Hip-hop arose from the economic conditions of the South Bronx in the early 70s. Its birth coincided with a massive loss of manufacturing jobs, the construction of an expressway that tore through the neighborhood, and "benign neglect" by police officers and firefighters.

"It is more than music," says Jones. "It is historically a movement for empowerment of urban youth. Social isolation produces invisibility and voicelessness. But hip-hop gives otherwise voiceless youth a voice."

Hip-hop combats mainstream society notions that vilify people living in the ghetto, he says. The music puts them on top instead of portraying them as on the bottom.

Even the often demonized sub-genre of gangsta rap plays a role in carrying on the rich tradition of Black music. Like other genres created out of Black struggle, it produces a narrative to accompany the conditions that created it.

Jones says that gangsta rap came about as part of a tradition of Black migrations in the U.S. The first was the migration north by millions of Blacks following World War I. Blues became popular during this time.

During World War 2, many Black people moved from the South to the North and West to work in defense plants. This era accompanied the rise of Jazz.

Jones says the end of the civil rights era was also a migration, where millions of Blacks moved out of the ghetto and into the suburbs.

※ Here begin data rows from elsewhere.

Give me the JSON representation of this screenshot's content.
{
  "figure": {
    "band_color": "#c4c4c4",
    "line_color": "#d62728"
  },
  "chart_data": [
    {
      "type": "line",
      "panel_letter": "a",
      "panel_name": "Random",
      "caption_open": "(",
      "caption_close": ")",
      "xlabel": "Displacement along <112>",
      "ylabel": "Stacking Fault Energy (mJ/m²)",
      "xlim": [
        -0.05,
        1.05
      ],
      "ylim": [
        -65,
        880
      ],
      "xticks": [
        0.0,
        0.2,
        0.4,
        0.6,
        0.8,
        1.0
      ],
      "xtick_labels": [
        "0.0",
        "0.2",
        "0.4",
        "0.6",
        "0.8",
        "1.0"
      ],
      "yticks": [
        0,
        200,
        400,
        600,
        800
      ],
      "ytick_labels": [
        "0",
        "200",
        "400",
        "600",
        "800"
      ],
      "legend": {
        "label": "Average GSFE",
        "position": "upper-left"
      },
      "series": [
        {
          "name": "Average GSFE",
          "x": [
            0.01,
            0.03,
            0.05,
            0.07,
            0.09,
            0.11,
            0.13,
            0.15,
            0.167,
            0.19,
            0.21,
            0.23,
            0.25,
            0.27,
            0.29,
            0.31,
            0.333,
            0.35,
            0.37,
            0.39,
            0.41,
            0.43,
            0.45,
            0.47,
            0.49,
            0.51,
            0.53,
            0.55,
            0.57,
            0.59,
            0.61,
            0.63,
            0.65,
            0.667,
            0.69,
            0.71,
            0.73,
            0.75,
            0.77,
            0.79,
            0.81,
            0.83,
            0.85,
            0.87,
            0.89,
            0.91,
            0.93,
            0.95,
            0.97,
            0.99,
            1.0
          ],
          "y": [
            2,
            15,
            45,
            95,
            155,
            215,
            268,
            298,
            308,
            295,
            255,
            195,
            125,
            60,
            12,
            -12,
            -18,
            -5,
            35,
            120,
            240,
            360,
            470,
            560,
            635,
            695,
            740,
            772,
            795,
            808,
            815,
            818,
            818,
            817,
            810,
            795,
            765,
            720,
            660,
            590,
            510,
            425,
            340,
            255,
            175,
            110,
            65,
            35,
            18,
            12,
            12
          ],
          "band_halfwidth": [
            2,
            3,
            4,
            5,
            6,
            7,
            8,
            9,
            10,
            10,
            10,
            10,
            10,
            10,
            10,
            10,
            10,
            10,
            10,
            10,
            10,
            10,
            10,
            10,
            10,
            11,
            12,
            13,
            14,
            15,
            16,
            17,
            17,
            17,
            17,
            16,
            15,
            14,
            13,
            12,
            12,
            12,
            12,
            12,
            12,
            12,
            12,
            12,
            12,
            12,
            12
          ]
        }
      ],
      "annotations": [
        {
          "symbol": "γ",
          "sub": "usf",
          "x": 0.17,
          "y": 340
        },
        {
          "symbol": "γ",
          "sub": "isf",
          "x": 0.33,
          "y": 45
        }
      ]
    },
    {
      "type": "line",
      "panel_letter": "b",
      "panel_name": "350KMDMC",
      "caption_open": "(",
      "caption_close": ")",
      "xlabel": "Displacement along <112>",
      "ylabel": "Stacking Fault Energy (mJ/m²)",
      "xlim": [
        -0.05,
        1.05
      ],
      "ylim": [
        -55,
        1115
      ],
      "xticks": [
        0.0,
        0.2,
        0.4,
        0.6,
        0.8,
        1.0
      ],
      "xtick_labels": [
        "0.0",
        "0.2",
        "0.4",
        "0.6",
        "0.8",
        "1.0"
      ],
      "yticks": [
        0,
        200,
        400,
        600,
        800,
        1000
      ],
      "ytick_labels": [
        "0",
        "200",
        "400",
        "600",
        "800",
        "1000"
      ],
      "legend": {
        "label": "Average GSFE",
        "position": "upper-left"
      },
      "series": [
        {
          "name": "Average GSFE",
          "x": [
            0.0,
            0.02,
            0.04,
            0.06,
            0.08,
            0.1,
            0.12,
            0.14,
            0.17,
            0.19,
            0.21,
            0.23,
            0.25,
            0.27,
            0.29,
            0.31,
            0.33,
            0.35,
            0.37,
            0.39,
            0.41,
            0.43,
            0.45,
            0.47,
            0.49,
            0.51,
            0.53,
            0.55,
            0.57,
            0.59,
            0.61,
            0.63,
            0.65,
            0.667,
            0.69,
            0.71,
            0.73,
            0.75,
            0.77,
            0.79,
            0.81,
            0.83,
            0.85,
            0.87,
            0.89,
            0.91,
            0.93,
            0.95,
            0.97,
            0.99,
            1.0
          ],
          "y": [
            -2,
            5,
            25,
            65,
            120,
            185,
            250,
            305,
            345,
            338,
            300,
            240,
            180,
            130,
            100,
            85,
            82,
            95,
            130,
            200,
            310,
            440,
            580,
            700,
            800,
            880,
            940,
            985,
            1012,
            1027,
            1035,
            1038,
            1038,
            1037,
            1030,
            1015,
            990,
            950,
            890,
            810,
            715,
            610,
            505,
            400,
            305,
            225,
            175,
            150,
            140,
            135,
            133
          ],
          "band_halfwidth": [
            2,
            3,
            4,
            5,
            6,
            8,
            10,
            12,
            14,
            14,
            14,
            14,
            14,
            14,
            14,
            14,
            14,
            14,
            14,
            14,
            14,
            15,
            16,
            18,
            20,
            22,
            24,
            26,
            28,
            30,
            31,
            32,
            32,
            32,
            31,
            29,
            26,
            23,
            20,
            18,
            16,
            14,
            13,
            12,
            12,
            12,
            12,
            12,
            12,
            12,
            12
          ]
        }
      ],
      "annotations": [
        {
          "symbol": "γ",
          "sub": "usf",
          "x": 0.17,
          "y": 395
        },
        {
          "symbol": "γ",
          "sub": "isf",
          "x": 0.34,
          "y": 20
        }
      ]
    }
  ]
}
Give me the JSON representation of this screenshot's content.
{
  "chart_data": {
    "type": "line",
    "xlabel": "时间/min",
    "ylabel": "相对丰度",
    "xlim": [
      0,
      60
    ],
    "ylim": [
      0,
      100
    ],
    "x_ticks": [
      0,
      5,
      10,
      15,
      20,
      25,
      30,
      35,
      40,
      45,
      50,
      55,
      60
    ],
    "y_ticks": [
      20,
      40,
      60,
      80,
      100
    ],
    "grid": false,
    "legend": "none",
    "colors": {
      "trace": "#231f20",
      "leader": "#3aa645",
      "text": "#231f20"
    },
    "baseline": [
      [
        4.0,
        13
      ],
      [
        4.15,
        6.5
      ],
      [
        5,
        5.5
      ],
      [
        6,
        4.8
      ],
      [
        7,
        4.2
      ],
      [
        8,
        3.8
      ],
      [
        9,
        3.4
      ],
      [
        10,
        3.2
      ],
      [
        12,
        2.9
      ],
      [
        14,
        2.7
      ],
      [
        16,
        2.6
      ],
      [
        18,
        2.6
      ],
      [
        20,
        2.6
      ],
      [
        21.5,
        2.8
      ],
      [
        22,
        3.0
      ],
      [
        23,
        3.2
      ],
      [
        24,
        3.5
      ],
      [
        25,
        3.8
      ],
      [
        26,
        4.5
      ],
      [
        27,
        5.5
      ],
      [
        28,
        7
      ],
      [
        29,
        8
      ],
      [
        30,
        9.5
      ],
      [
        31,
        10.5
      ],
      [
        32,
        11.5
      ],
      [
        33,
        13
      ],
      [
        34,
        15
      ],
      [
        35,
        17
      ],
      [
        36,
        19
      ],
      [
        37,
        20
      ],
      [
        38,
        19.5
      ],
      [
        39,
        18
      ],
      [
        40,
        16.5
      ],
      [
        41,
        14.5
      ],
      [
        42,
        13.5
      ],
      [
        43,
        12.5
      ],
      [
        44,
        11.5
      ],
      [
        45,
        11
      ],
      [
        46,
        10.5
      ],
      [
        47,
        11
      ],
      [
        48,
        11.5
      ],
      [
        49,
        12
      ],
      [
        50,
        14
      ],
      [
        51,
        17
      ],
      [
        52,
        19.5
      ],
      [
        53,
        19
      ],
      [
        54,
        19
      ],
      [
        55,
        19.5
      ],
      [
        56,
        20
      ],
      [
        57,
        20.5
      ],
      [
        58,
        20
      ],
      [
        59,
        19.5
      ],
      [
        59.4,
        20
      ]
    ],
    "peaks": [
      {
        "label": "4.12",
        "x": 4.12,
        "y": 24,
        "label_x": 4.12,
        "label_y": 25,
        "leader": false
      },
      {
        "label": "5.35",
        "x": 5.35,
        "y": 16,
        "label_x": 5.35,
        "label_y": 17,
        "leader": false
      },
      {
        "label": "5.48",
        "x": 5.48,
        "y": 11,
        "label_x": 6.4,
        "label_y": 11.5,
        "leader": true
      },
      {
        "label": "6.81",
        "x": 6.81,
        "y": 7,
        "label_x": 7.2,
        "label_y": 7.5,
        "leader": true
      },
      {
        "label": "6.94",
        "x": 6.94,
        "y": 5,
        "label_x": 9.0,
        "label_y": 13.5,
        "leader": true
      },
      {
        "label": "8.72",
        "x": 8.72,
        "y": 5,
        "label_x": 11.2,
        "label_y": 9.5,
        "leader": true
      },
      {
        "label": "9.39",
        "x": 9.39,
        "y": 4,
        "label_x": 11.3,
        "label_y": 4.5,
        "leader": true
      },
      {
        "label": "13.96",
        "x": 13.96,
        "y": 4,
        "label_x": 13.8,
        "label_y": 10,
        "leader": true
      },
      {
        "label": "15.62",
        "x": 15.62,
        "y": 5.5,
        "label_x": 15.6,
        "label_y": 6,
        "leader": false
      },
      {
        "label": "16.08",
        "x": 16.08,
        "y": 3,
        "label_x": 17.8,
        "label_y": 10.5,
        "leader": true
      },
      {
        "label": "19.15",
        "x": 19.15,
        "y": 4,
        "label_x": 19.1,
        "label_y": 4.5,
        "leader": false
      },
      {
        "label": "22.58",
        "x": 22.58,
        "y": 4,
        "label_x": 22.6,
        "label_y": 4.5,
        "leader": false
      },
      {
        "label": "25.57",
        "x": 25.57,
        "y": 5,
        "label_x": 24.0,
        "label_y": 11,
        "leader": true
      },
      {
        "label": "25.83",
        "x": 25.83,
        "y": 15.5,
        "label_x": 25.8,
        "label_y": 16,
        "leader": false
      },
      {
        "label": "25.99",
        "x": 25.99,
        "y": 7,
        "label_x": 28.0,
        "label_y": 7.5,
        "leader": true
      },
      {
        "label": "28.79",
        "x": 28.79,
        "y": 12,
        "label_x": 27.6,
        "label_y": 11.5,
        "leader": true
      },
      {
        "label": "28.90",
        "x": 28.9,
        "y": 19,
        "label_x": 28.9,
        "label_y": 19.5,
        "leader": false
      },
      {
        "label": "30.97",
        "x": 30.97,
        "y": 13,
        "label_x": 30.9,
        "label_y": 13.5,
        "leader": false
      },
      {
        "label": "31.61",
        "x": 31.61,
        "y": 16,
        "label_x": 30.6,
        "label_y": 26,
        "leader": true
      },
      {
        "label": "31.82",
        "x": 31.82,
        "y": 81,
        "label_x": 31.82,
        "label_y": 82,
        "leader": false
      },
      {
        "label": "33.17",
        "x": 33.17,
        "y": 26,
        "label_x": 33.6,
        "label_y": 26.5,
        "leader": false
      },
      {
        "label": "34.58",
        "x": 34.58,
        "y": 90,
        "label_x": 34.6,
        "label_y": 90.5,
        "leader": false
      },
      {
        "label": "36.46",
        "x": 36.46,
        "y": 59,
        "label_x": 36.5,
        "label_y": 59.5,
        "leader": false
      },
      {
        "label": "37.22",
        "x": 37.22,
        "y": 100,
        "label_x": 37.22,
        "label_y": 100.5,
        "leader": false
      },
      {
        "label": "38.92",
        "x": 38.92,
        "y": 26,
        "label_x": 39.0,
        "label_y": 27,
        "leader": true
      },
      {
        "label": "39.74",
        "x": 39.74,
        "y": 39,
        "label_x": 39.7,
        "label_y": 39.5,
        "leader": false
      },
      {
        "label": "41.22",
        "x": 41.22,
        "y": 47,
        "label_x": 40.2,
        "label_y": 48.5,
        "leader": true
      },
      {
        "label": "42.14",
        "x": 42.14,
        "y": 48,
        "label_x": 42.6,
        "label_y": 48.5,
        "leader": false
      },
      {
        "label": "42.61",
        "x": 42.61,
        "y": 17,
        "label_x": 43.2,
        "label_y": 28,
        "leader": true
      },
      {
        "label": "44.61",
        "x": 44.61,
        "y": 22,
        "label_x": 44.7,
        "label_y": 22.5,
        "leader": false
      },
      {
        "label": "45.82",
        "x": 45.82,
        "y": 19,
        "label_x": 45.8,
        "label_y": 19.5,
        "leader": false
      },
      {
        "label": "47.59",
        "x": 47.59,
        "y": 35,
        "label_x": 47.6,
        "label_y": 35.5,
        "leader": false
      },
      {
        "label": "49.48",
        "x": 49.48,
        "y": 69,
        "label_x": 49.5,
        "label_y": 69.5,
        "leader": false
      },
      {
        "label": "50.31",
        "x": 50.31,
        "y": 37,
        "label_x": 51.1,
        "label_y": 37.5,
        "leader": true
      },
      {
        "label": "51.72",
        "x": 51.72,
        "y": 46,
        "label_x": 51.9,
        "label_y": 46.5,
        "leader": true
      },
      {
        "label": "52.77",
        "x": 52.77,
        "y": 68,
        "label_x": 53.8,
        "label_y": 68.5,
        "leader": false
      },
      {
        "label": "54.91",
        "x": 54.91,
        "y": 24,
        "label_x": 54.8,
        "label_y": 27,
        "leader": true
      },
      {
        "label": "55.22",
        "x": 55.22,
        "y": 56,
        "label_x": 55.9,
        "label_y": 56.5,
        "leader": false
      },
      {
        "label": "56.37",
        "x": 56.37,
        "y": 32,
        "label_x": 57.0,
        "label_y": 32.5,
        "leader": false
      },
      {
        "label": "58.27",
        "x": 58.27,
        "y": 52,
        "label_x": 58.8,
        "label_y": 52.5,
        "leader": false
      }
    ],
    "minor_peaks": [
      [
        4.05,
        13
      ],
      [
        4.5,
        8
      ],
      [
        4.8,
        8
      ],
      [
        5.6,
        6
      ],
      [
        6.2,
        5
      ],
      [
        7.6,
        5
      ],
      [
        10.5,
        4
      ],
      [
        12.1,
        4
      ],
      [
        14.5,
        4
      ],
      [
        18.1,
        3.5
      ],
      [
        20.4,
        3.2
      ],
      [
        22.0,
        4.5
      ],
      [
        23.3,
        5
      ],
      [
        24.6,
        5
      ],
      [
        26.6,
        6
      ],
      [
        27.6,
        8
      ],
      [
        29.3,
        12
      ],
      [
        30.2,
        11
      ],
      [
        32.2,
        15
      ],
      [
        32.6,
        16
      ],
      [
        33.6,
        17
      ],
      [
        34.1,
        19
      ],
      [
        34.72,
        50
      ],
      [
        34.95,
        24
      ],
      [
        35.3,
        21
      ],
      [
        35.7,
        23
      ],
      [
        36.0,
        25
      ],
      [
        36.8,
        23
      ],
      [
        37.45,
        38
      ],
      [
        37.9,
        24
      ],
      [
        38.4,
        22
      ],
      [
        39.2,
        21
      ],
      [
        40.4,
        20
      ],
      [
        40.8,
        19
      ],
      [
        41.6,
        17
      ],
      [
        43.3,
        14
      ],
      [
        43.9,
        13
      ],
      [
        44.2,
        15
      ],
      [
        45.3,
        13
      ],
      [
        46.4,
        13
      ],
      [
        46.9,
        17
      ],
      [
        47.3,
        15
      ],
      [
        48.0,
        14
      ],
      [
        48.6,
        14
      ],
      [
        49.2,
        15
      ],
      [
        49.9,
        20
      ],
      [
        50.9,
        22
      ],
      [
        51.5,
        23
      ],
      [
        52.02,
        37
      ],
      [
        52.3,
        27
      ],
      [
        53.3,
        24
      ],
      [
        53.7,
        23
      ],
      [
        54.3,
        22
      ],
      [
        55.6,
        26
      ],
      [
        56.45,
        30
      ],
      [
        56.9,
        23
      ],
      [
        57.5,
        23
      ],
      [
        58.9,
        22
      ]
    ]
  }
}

While it benefited the "Talented Tenth" who migrated, it further concentrated poverty and increased social isolation among those in the inner city, he says.

"Gangsta Rap represents the stories of the black underclass who were left behind in America's failed experiment with integration," according to Jones. "Hip-hop plays the role of a cinema verite, a film screen in rhyme in which there is a long running documentary about virtue and vice of life in the ghetto, joy, pain, alienation, anger, and even hope."

Jones likens his project to that of Henry Louis Gates, who challenged critics of the new black theatre in the 70s.  These "militant" plays often depicted white exploitation of Black people, which offended white audiences.  Gates argued that to understand the art form one had to go beyond the text to the social reality behind the dialogue that was taking place.  

"We need to change the conversation," says Jones. "Instead of scapegoating lyrics we need to focus on the social conditions which produced the lyrics."

"Fear of a Hip Hop Planet" is available in stores now.